Rabbit took the covers off the dishes, and said, "No, there wasn't."
"I thought not," said Pooh, nodding to himself "Well, good-bye. I must be going
on."
So he started to climb out of the hole. He pulled with his front paws, and pushed with his back paws, and in a little while his nose was out in the open again... and then his ears... and then his front paws... and then his shoulders... and then
"Oh, help!" said Pooh. "I'd better go back."
"Oh, bother!" said Pooh. "I shall have to go on."
"I can't do either!" said Pooh. "Oh, help and bother!"
Now, by this time Rabbit wanted to go for a walk too, and finding the front door full, he went out by the back door, and came round to Pooh, and looked at him.
"Hallo, are you stuck?" he asked.
"N-no," said Pooh carelessly. "Just resting and thinking and humming to myself."
"Here, give us a paw."
Pooh Bear stretched out a paw, and Rabbit pulled and pulled and pulled...

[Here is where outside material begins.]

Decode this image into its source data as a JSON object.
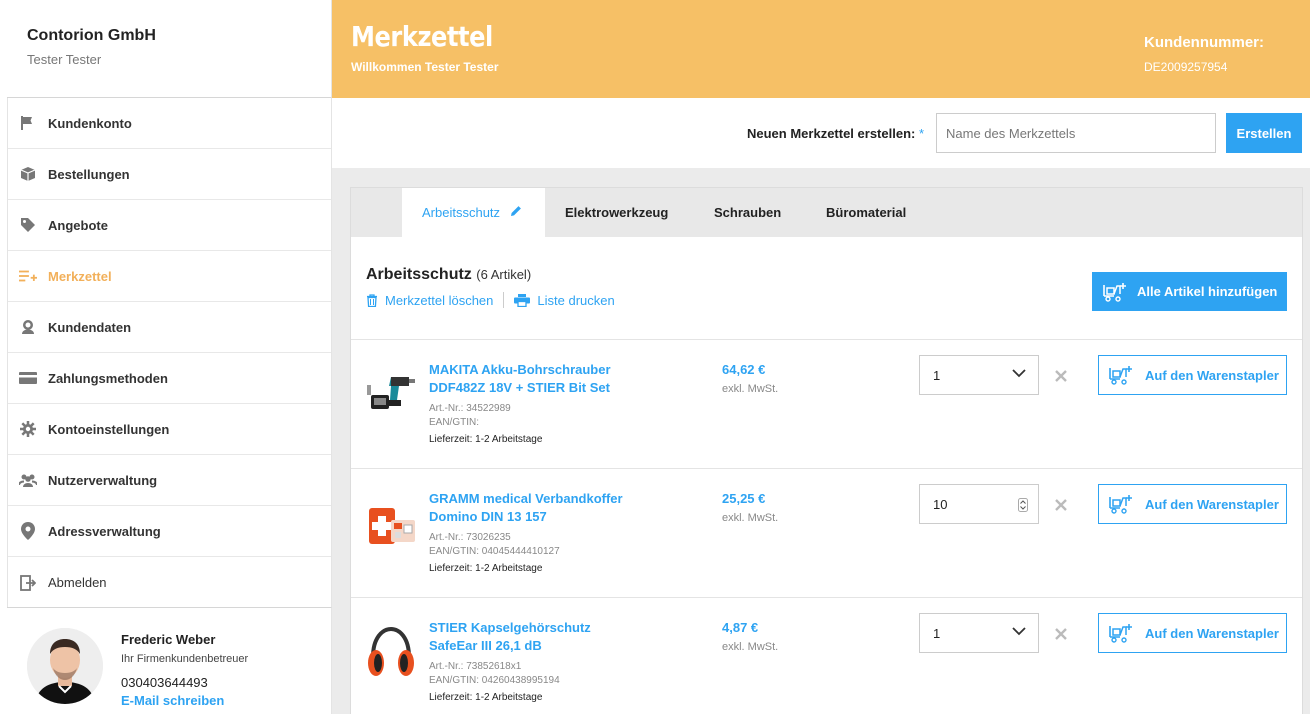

"0w!" cried Pooh. "You're hurting!"
"The fact is," said Rabbit, "you're stuck."
"It all comes," said Pooh crossly, "of not having front doors big enough."
"It all comes," said Rabbit sternly, "of eating too much. I thought at the time," said Rabbit, "only I didn't like to say anything," said Rabbit, "that one of us has eating too much," said Rabbit, "and I knew it wasn't me," he said.
"Well, well, I shall go and fetch Christopher Robin."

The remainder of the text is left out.